Classicality of the primordial perturbations
David H. Lyth, David Seery
TL;DR
The paper addresses how primordial quantum fluctuations transition to classical seeds during inflation. It shows that once a mode satisfies the WKB realness criterion for superhorizon scales, classicality persists to all orders by analyzing the interacting evolution with $U(t)=T\exp(-i\int \hat{H}_I dt)$ and demonstrating that $U\to 1$ and the auxiliary term $B\to 0$ in perturbation theory.
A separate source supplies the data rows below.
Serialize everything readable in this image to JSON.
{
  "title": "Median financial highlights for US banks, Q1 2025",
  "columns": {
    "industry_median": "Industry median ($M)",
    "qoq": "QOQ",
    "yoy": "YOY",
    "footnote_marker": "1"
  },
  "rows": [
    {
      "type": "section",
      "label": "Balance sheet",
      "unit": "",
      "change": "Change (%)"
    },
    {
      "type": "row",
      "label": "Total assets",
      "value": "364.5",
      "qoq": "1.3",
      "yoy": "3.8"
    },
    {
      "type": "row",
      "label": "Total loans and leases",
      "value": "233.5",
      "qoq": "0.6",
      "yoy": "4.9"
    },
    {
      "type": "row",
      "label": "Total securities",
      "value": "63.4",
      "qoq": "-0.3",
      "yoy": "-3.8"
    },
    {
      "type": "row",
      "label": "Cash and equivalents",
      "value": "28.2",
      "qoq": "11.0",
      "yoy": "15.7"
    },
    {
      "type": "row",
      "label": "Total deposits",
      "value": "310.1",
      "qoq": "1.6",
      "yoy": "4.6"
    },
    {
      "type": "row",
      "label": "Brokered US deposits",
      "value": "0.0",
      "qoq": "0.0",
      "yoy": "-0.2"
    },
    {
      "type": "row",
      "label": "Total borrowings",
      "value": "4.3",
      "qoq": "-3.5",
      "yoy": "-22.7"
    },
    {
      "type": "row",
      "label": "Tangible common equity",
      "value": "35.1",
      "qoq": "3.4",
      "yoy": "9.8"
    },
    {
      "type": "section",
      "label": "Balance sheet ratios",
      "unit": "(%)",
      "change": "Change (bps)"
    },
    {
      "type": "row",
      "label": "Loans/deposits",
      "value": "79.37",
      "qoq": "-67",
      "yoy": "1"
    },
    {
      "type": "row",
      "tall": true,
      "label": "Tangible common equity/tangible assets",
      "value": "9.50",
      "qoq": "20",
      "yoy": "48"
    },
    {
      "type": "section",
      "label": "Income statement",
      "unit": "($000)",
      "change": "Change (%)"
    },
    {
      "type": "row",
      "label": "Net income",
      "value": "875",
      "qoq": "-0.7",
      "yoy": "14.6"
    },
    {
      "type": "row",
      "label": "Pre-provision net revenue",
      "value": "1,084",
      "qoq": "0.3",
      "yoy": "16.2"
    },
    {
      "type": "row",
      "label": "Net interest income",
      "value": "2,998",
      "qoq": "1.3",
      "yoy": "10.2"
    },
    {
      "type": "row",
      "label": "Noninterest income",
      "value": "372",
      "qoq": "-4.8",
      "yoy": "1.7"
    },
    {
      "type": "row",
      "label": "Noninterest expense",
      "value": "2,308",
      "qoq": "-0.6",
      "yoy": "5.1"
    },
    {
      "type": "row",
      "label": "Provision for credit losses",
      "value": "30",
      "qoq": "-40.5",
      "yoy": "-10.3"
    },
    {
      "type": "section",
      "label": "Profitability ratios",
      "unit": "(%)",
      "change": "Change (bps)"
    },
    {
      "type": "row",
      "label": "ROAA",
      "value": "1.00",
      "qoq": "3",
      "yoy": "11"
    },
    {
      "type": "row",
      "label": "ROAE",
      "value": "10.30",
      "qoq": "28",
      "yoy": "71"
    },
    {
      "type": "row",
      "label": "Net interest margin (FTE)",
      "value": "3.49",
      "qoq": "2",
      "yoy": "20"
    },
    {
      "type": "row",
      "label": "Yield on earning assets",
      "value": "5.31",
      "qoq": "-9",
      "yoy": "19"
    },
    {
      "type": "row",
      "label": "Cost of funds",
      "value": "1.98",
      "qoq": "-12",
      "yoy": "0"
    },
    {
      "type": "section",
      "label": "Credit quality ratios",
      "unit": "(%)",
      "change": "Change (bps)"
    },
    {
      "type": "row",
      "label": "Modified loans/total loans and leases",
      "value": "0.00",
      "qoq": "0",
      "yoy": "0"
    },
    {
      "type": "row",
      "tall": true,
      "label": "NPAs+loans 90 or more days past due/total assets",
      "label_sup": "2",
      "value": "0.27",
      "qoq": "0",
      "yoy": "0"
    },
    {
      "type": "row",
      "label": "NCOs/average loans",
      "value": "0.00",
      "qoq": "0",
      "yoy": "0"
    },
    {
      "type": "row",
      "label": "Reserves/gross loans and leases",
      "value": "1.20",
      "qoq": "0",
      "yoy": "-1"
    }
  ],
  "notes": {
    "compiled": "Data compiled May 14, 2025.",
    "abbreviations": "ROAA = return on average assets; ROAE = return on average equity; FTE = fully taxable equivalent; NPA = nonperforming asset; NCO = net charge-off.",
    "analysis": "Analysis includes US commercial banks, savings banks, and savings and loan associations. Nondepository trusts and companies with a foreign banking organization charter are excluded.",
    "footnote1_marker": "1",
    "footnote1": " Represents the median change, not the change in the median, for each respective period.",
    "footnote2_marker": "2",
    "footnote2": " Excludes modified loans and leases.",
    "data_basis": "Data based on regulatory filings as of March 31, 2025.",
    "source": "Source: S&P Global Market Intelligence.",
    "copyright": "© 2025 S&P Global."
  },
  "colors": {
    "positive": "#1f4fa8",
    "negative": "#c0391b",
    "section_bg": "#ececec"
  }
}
The key contributions include establishing the equivalence between real mode functions and vanishing commutators $[\hat{\phi}_{\rm hp}, \hat{\phi}_{\rm hp}']$, extending the argument to higher order via the in--in formalism, and showing that correlators can be expressed in terms of an effective classical field $\delta\phi^{\rm cl}$ with the curvature perturbation $\zeta$ computed through a combination of Q- and C-Feynman diagrams, linked by the $\delta N$ expansion. This framework clarifies how different slicings (flat vs uniform-density) yield equivalent results at tree level and provides a practical approach to non-Gaussianity calculations, while highlighting that loop effects remain challenging. Overall, the work unifies quantum and classical descriptions of inflationary perturbations and clarifies the conditions under which a quantum-to-classical transition governs the late-time structure formation.
Abstract
We show that during inflation, a quantum fluctuation becomes classical at all orders if it becomes classical at first order. Implications are discussed.